Desde o ano de 2016, a Bolívia atravessou um conturbado processo político e social que culminou, em 2019, com a renúncia do presidente Evo Morales e do vice-presidente García Linera. Ameaçados pelas forças políticas conservadoras, pelos altos mandatários militares e por facções da polícia nacional. Este fato marcou o final de 13 anos contínuos do Movimento ao Socialismo (MAS) à frente do poder executivo boliviano.

As causas da crise política que ocasionou o rompimento democrático foram múltiplas, mas o estopim foi a apresentação da candidatura Morales-García Linera postulando-se, pela quarta vez consecutiva, à presidência do Estado Plurinacional.

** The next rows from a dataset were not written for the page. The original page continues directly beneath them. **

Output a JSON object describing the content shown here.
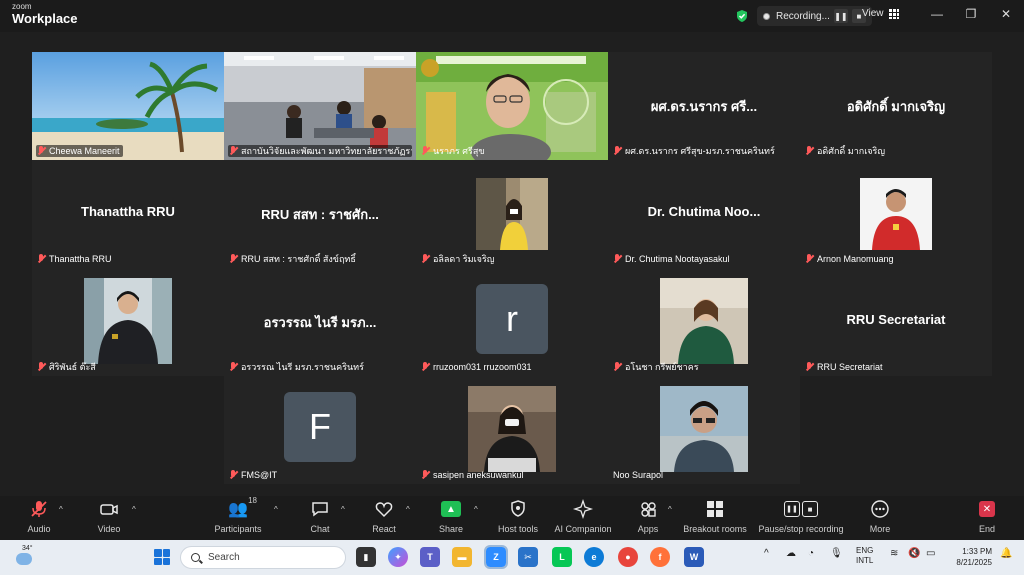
{
  "app": {
    "brand_top": "zoom",
    "brand_name": "Workplace"
  },
  "titlebar": {
    "recording_label": "Recording...",
    "view_label": "View",
    "minimize": "—",
    "restore": "❐",
    "close": "✕"
  },
  "tiles": [
    {
      "label": "Cheewa Maneerit",
      "kind": "photo"
    },
    {
      "label": "สถาบันวิจัยและพัฒนา มหาวิทยาลัยราชภัฏราช...",
      "kind": "photo"
    },
    {
      "label": "นราภร ศรีสุข",
      "kind": "photo",
      "active": true
    },
    {
      "label": "ผศ.ดร.นรากร ศรีสุข-มรภ.ราชนครินทร์",
      "bigname": "ผศ.ดร.นรากร ศรี...",
      "kind": "name"
    },
    {
      "label": "อดิศักดิ์ มากเจริญ",
      "bigname": "อดิศักดิ์ มากเจริญ",
      "kind": "name"
    },
    {
      "label": "Thanattha RRU",
      "bigname": "Thanattha RRU",
      "kind": "name"
    },
    {
      "label": "RRU สสท : ราชศักดิ์ สังข์ฤทธิ์",
      "bigname": "RRU สสท : ราชศัก...",
      "kind": "name"
    },
    {
      "label": "อลิลดา ริมเจริญ",
      "kind": "photo"
    },
    {
      "label": "Dr. Chutima Nootayasakul",
      "bigname": "Dr. Chutima Noo...",
      "kind": "name"
    },
    {
      "label": "Arnon Manomuang",
      "kind": "photo"
    },
    {
      "label": "ศิริพันธ์ ต๊ะสี",
      "kind": "photo"
    },
    {
      "label": "อรวรรณ ไนรี มรภ.ราชนครินทร์",
      "bigname": "อรวรรณ ไนรี มรภ...",
      "kind": "name"
    },
    {
      "label": "rruzoom031 rruzoom031",
      "avatar": "r",
      "kind": "avatar"
    },
    {
      "label": "อโนชา กรีพย์ชาคร",
      "kind": "photo"
    },
    {
      "label": "RRU Secretariat",
      "bigname": "RRU Secretariat",
      "kind": "name"
    },
    {
      "label": "FMS@IT",
      "avatar": "F",
      "kind": "avatar"
    },
    {
      "label": "sasipen aneksuwankul",
      "kind": "photo"
    },
    {
      "label": "Noo Surapol",
      "kind": "photo"
    }
  ],
  "toolbar": {
    "audio": "Audio",
    "video": "Video",
    "participants": "Participants",
    "participants_count": "18",
    "chat": "Chat",
    "react": "React",
    "share": "Share",
    "host_tools": "Host tools",
    "ai_companion": "AI Companion",
    "apps": "Apps",
    "breakout_rooms": "Breakout rooms",
    "pause_recording": "Pause/stop recording",
    "more": "More",
    "end": "End"
  },
  "taskbar": {
    "weather_temp": "34°",
    "search_placeholder": "Search",
    "lang_line1": "ENG",
    "lang_line2": "INTL",
    "time": "1:33 PM",
    "date": "8/21/2025"
  },
  "colors": {
    "active_speaker": "#23d959",
    "share": "#1fbf55",
    "end": "#d9354b",
    "muted": "#ff5a5a"
  }
}
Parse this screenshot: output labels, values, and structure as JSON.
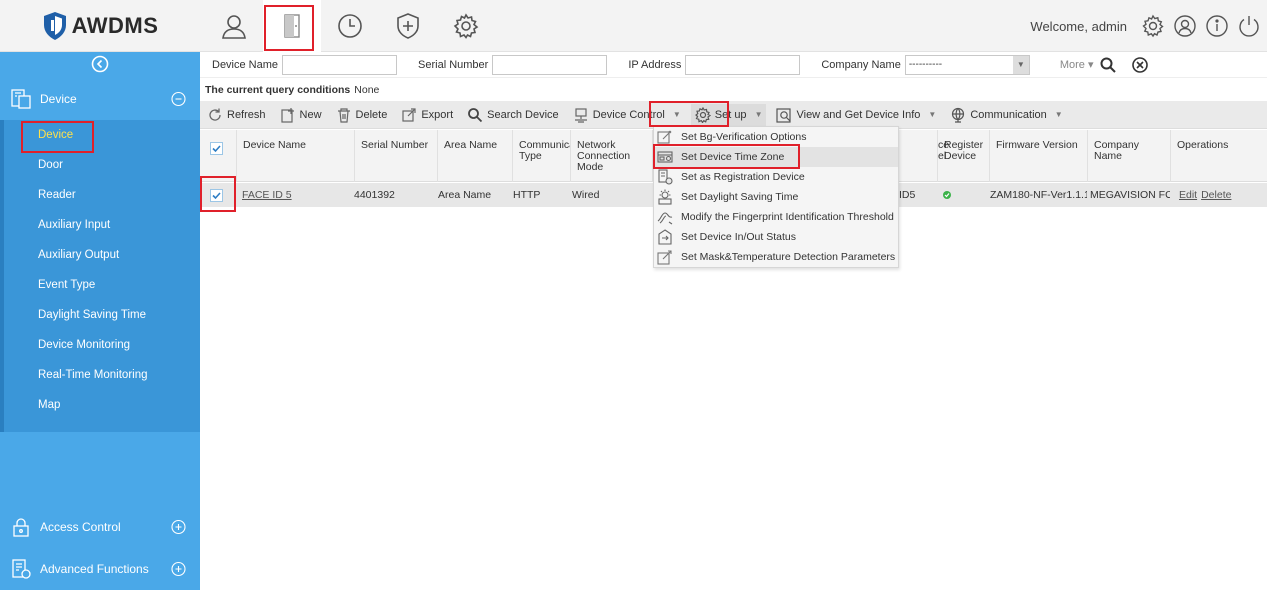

O principal obstáculo para a apresentação dos candidatos estava estabelecido no artigo 168 da Constituição promulgada em 2009: “O período de mandato da Presidenta ou do Presidente e da vice-presidenta ou do Vice-presidente do Estado é de cinco anos, e podem ser reeleitas ou reeleitos por uma só vez de maneira contínua.”

Brasília – Cerimônia oficial de chegada do presidente da Bolívia, Evo Morales, no Palácio do Planalto (Marcos Corrêa/PR)

Com o objetivo de modificar o artigo mencionado, o poder executivo convocou um referendo constitucional no ano de 2016. Os resultados da votação foram adversos para o governo: 51,30% do eleitorado optou por não modificar o referido artigo. Ante a negativa, em 2017 o poder executivo apelou ao Tribunal Constitucional Plurinacional (TCP) alegando ser um direito humano e político de todo boliviano apresentar-se como candidato presidencial.

O TCP e o Tribunal Supremo Eleitoral (TSE) decidiram, então, habilitar a candidatura, decisão que não fez mais do que desgastar a credibilidade do governo. O descontentamento popular foi notório, evidenciaram-se os rachas internos dentro do partido, a oposição ao MAS foi fortalecida e esta situação favoreceu o retorno de forças conservadoras ao primeiro plano político.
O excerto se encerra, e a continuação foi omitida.